Rada you than me? National Service saved me and changed my life. I was a radio operator in the RAF and was sent to Malta, where I met Lieutenant- commander Wansbury, who directed me in three plays. There was an army sergeant called Donald Douglas who planned to be an actor - he is - and told me he was going to Rada, a drama school. He sent off for the entry and audition forms for me. The wonderful lieutenant-commander coached me for three months and I got a scholarship and a grant to Rada.
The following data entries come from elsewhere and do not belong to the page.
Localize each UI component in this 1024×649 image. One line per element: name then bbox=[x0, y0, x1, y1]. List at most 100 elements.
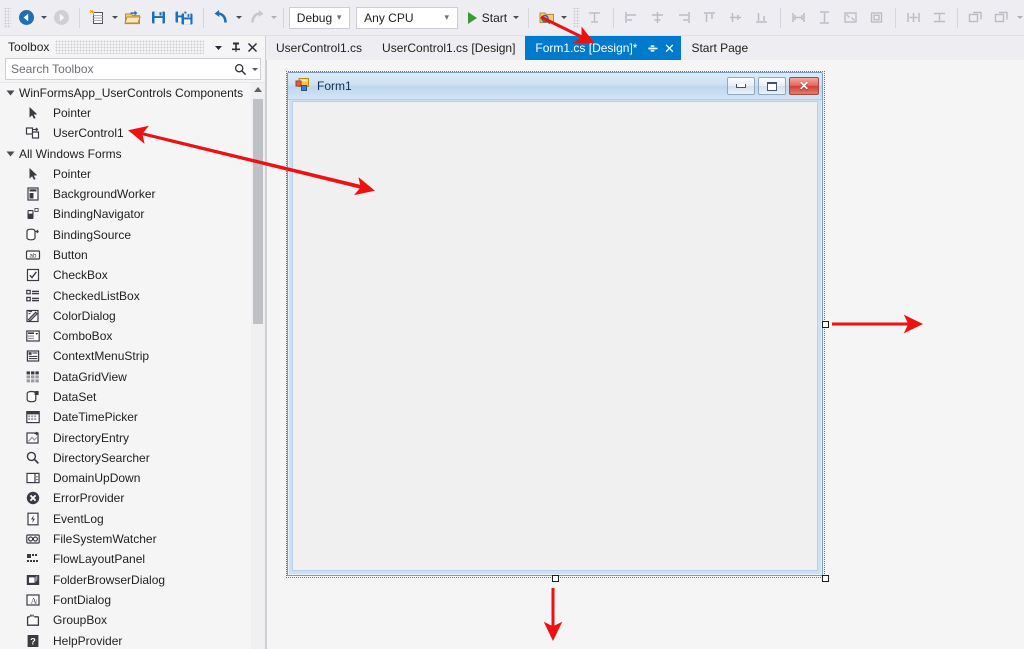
resize-handle-bottom-right[interactable] bbox=[822, 575, 829, 582]
search-input[interactable] bbox=[6, 60, 231, 78]
undo-dropdown[interactable] bbox=[234, 6, 243, 30]
close-icon: ✕ bbox=[798, 79, 810, 93]
toolbox-item[interactable]: BindingSource bbox=[0, 224, 251, 244]
visual-studio-window: Debug ▾ Any CPU ▾ Start Toolbox Search T… bbox=[0, 0, 1024, 649]
resize-handle-right[interactable] bbox=[822, 321, 829, 328]
domainupdown-icon bbox=[22, 470, 44, 486]
navigate-backward-button[interactable] bbox=[13, 5, 39, 31]
save-all-button[interactable] bbox=[172, 5, 198, 31]
toolbox-item-label: Button bbox=[53, 247, 88, 262]
form-designer-surface[interactable]: Form1 ✕ bbox=[266, 60, 1024, 649]
solution-configuration-combo[interactable]: Debug ▾ bbox=[288, 6, 351, 29]
size-to-grid-icon bbox=[864, 5, 890, 31]
toolbox-item[interactable]: ErrorProvider bbox=[0, 488, 251, 508]
toolbox-menu-button[interactable] bbox=[210, 39, 227, 56]
toolbox-item[interactable]: UserControl1 bbox=[0, 123, 251, 143]
toolbox-item[interactable]: FlowLayoutPanel bbox=[0, 549, 251, 569]
toolbox-group-0[interactable]: WinFormsApp_UserControls Components bbox=[0, 83, 251, 103]
document-tab-label: UserControl1.cs bbox=[276, 41, 363, 55]
minimize-button[interactable] bbox=[727, 77, 755, 95]
document-tab[interactable]: UserControl1.cs [Design] bbox=[372, 36, 525, 60]
vertical-spacing-icon bbox=[926, 5, 952, 31]
start-debug-button[interactable]: Start bbox=[464, 6, 523, 30]
pin-icon[interactable] bbox=[645, 43, 659, 54]
toolbox-item[interactable]: EventLog bbox=[0, 509, 251, 529]
toolbox-list: WinFormsApp_UserControls Components Point… bbox=[0, 83, 251, 649]
scroll-up-arrow-icon[interactable] bbox=[251, 83, 265, 96]
toolbox-item[interactable]: ContextMenuStrip bbox=[0, 346, 251, 366]
maximize-button[interactable] bbox=[758, 77, 786, 95]
solution-platform-combo[interactable]: Any CPU ▾ bbox=[356, 6, 458, 29]
toolbox-item[interactable]: DataGridView bbox=[0, 367, 251, 387]
toolbox-item[interactable]: ab Button bbox=[0, 245, 251, 265]
save-button[interactable] bbox=[146, 5, 172, 31]
toolbox-item[interactable]: CheckBox bbox=[0, 265, 251, 285]
close-icon[interactable]: ✕ bbox=[661, 42, 677, 55]
toolbox-item[interactable]: BackgroundWorker bbox=[0, 184, 251, 204]
redo-dropdown[interactable] bbox=[269, 6, 278, 30]
toolbox-item-label: DirectoryEntry bbox=[53, 430, 130, 445]
search-icon[interactable] bbox=[231, 63, 249, 76]
toolbar-grip[interactable] bbox=[4, 7, 12, 28]
toolbox-item-label: Pointer bbox=[53, 166, 92, 181]
navigate-forward-button[interactable] bbox=[48, 5, 74, 31]
close-icon[interactable] bbox=[244, 39, 261, 56]
document-tab-active[interactable]: Form1.cs [Design]* ✕ bbox=[525, 36, 682, 60]
new-project-button[interactable] bbox=[85, 5, 111, 31]
toolbox-item[interactable]: Pointer bbox=[0, 164, 251, 184]
toolbox-header: Toolbox bbox=[0, 36, 265, 58]
toolbox-item-label: GroupBox bbox=[53, 613, 108, 628]
toolbox-item[interactable]: BindingNavigator bbox=[0, 204, 251, 224]
toolbox-item[interactable]: ComboBox bbox=[0, 326, 251, 346]
horizontal-spacing-icon bbox=[900, 5, 926, 31]
undo-button[interactable] bbox=[208, 5, 234, 31]
toolbox-item[interactable]: Pointer bbox=[0, 103, 251, 123]
groupbox-icon bbox=[22, 612, 44, 628]
form-caption-buttons: ✕ bbox=[727, 77, 819, 95]
toolbox-item[interactable]: FileSystemWatcher bbox=[0, 529, 251, 549]
document-tab[interactable]: Start Page bbox=[681, 36, 758, 60]
toolbox-group-1[interactable]: All Windows Forms bbox=[0, 144, 251, 164]
toolbox-item[interactable]: GroupBox bbox=[0, 610, 251, 630]
toolbar-overflow-button-1[interactable] bbox=[560, 6, 569, 30]
toolbar-separator-6 bbox=[779, 7, 781, 28]
document-tab[interactable]: UserControl1.cs bbox=[266, 36, 372, 60]
solution-platform-value: Any CPU bbox=[364, 10, 414, 25]
redo-button[interactable] bbox=[243, 5, 269, 31]
toolbar-separator-2 bbox=[202, 7, 204, 28]
toolbox-item-label: ComboBox bbox=[53, 329, 113, 344]
resize-handle-bottom[interactable] bbox=[552, 575, 559, 582]
close-button[interactable]: ✕ bbox=[789, 77, 819, 95]
navigate-backward-dropdown[interactable] bbox=[39, 6, 48, 30]
form-client-area[interactable] bbox=[292, 101, 818, 571]
expander-triangle-icon[interactable] bbox=[6, 90, 15, 96]
toolbox-item[interactable]: DirectorySearcher bbox=[0, 448, 251, 468]
toolbox-item[interactable]: ColorDialog bbox=[0, 306, 251, 326]
toolbar-grip-2[interactable] bbox=[572, 7, 580, 28]
toolbox-item-label: UserControl1 bbox=[53, 126, 124, 141]
checkbox-icon bbox=[22, 267, 44, 283]
expander-triangle-icon[interactable] bbox=[6, 151, 15, 157]
toolbox-item[interactable]: DateTimePicker bbox=[0, 407, 251, 427]
send-to-back-icon bbox=[989, 5, 1015, 31]
toolbar-separator-4 bbox=[528, 7, 529, 28]
toolbox-scrollbar[interactable] bbox=[251, 83, 265, 649]
toolbox-item[interactable]: ? HelpProvider bbox=[0, 630, 251, 649]
pin-icon[interactable] bbox=[227, 39, 244, 56]
toolbox-item[interactable]: FolderBrowserDialog bbox=[0, 570, 251, 590]
toolbox-item[interactable]: CheckedListBox bbox=[0, 285, 251, 305]
form-preview[interactable]: Form1 ✕ bbox=[287, 72, 823, 576]
scrollbar-thumb[interactable] bbox=[253, 99, 263, 324]
toolbox-item[interactable]: DomainUpDown bbox=[0, 468, 251, 488]
toolbox-item[interactable]: DataSet bbox=[0, 387, 251, 407]
new-project-dropdown[interactable] bbox=[111, 6, 120, 30]
search-toolbox-field[interactable] bbox=[5, 58, 261, 80]
toolbox-item[interactable]: DirectoryEntry bbox=[0, 427, 251, 447]
toolbox-drag-handle[interactable] bbox=[55, 40, 204, 54]
open-file-button[interactable] bbox=[120, 5, 146, 31]
find-in-files-button[interactable] bbox=[534, 5, 560, 31]
toolbar-overflow-button-2[interactable] bbox=[1015, 6, 1024, 30]
start-dropdown[interactable] bbox=[510, 6, 521, 30]
search-options-dropdown[interactable] bbox=[249, 68, 260, 71]
toolbox-item[interactable]: A I FontDialog bbox=[0, 590, 251, 610]
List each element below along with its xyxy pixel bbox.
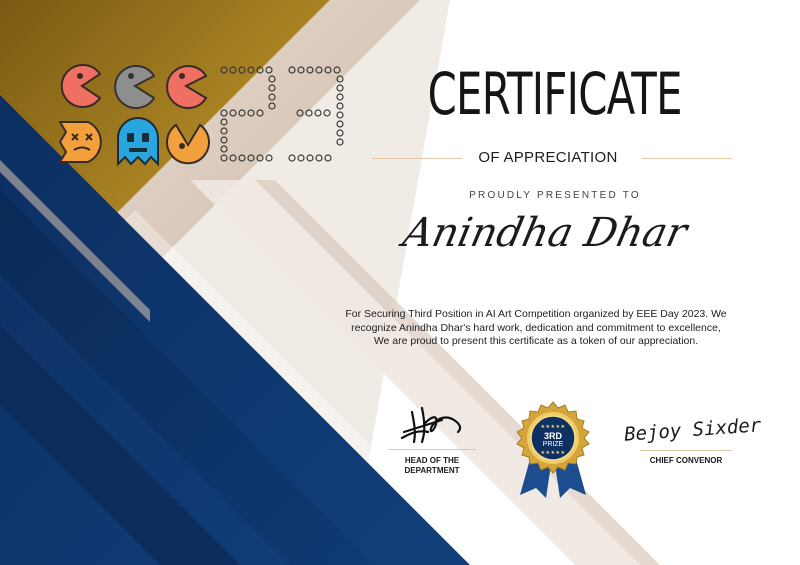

Woolley thinking? I started at Rada when I was 20 with Tom Courtney, Edward Fox and Sarah Miles. I'd never read any Shakespeare of Chekhov. I was like a kid in a candy store; I'm still like that. I was very lucky with work afterwards. In playing the character of Bernard Woolley, I thought, "I guess I've made it. Here am I, from a secondary modern school, playing a classics scholar from Marlborough and Oxford who's going to be head of the Civil Service." Paul Eddington used to correct my pronunciation. I said garij and he said, "What's that word?" I should have said guh-rarrge.